La mostra del cinema parte con il film del regista giapponese girato a Parigi con Catherine Deneuve e Juliette Binoche. Polemiche per Roman Polaski

Simone SpoladoribySimone Spoladori
Venezia apre il festival con “La verité” così familiare di Kore’eda Hirokazu

Catherine Deneuve and Juliette Binoche in una scena del film (Foto di L. Champoussin)

Time: 3 mins read
Alessandra Mastronardi (Foto Biennale di Venezia)

Poco fa si è alzato il sipario sulla 76ª edizione della Mostra del cinema di Venezia, con un’impettita cerimonia di inaugurazione condotta dalla bellissima madrina Alessandra Mastronardi. Cosa più importante, subito dopo abbiamo potuto vedere il primo film del sontuoso concorso di quest’anno, “La vérité”, prima opera occidentale dell’acclamato regista giapponese Kore’eda Hirokazu, palma d’oro a Cannes 2018 per “Shoplifters”.

Un film piacevole, con momenti anche molto alti, ma lontano dalla felicità di tocco dei film migliori del regista di “Like Father Like Son”.

Come sempre, oggetto dell’indagine di Kore’eda è la famiglia, o meglio dovremmo dire l’interrogativo su che cosa si debba considerare famiglia. In questo caso tutto ruota intorno a un’anziana attrice francese (ottimamente interpretata da Catherine Deneuve) che, al crepuscolo della sua carriera, pubblica un libro di memorie. Per celebrare l’occasione, da New York, dove fa la sceneggiatrice, viene a farle visita sua figlia Lumir (Juliette Binoche), insieme al marito americano, l’attore Hank (Ethan Hawke) e alla loro piccola Charlotte. A partire da quel testo di ricordi, nei quali, come al cinema, si dissolve la distinzione tra verità e racconto artefatto, emerge la problematicità del rapporto tra madre e figlia e di riflesso finiscono per essere messi in discussione tutti i legami che tengono unito il nucleo familiare. Riecheggia un interrogativo di fondo, già presente in “Shoplifters”: contano  di più i legami di sangue o quelli d’amore, in questo caso rappresentati dalla figura sfumata ed eterea di un’amica di famiglia, Sarah, morta prematuramente e che forse è stata per Lumir la vera figura materna?

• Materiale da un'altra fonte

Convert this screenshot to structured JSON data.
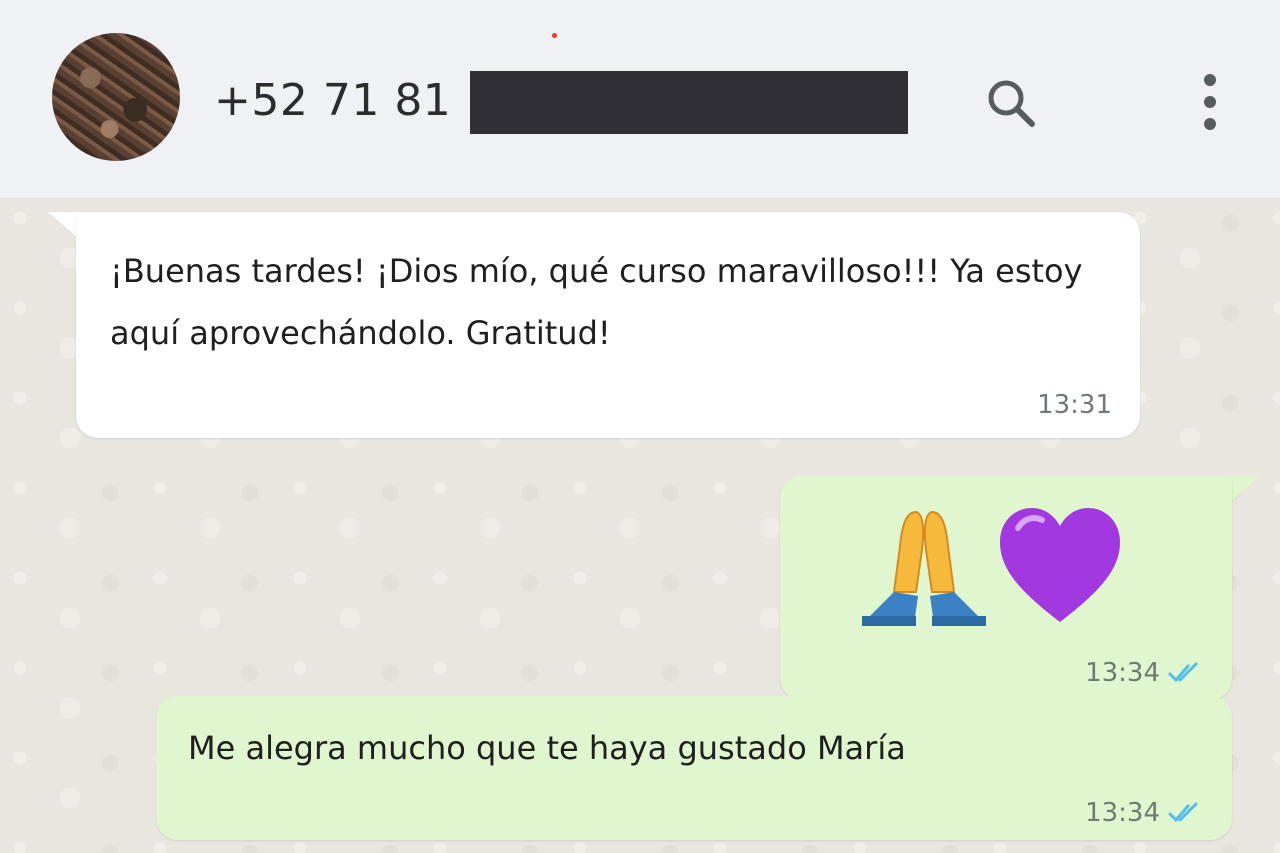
{
  "header": {
    "contact_phone_visible": "+52 71 81",
    "redacted": true,
    "icons": [
      "avatar",
      "search-icon",
      "more-options-icon"
    ]
  },
  "messages": [
    {
      "direction": "incoming",
      "text": "¡Buenas tardes! ¡Dios mío, qué curso maravilloso!!! Ya estoy aquí aprovechándolo. Gratitud!",
      "time": "13:31"
    },
    {
      "direction": "outgoing",
      "emojis": [
        "folded-hands",
        "purple-heart"
      ],
      "time": "13:34",
      "status": "read"
    },
    {
      "direction": "outgoing",
      "text": "Me alegra mucho que te haya gustado María",
      "time": "13:34",
      "status": "read"
    }
  ],
  "colors": {
    "header_bg": "#f0f1f5",
    "incoming_bubble": "#ffffff",
    "outgoing_bubble": "#e0f6cf",
    "read_check": "#53bdeb"
  }
}
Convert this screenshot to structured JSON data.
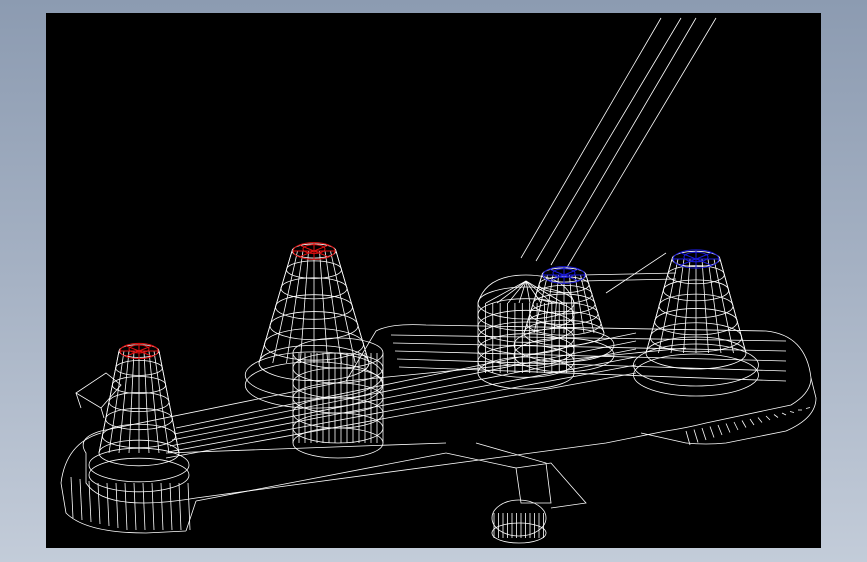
{
  "viewport": {
    "background": "#000000",
    "view_style": "wireframe",
    "colors": {
      "wire": "#ffffff",
      "hot_cap": "#e01010",
      "cold_cap": "#1a1ad8"
    }
  },
  "model": {
    "description_icon": "faucet-wireframe-icon",
    "parts": [
      {
        "id": "base-plate",
        "icon": "base-plate-icon"
      },
      {
        "id": "spout-pipe",
        "icon": "pipe-icon"
      },
      {
        "id": "hot-valve-left",
        "icon": "valve-icon",
        "cap_color": "hot_cap"
      },
      {
        "id": "hot-valve-center",
        "icon": "valve-icon",
        "cap_color": "hot_cap"
      },
      {
        "id": "cold-valve-center",
        "icon": "valve-icon",
        "cap_color": "cold_cap"
      },
      {
        "id": "cold-valve-right",
        "icon": "valve-icon",
        "cap_color": "cold_cap"
      },
      {
        "id": "mixer-body",
        "icon": "cylinder-icon"
      },
      {
        "id": "drain-stub",
        "icon": "cylinder-icon"
      }
    ]
  }
}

Juliette Binoche e Ethan_Hawke (Foto di L. Champoussin)

Kore’eda, in questa trasferta europea, ha mantenuto un tratto fondamentale del suo cinema, la leggerezza, quel tocco unico che anche in questo caso dà l’impressione, nonostante un cast decisamente ingombrante, di un film sussurrato e ricco di piccole sfumature. Tuttavia, al contrario dei film precedenti (si pensi, oltre ai già citati, ad “After the Storm”, del 2016), questo debutto europeo sembra aprire troppi fronti tematici, non tutti raccolti ed esauriti con una soddisfacente chiarezza, in una struttura drammaturgica che non decolla mai davvero.

Nel ricchissimo programma di questa edizione della mostra, alcuni pesi massimi arrivano al Lido già domani. È il caso dell’attesissimo “Ad Astra”, sci-fi filosofico di James Gray con Brad Pitt e Tommy Lee-Jones, di “Marriage Story”, prodotto da Netflix e firmato dall’erede di Woody Allen Noah Baumbach, con parata di star come Adam Driver e Scarlett Johanson, e infine di “The Perfect Candidate”, film saudita scritto e diretto dalla prima regista donna dell’Arabia Saudita, Haifaa al-Mansour, che affronta, attraverso la metafora di una dottoressa candidata sindaca di un piccolo paese di periferia, la condizione femminile nei paesi arabi.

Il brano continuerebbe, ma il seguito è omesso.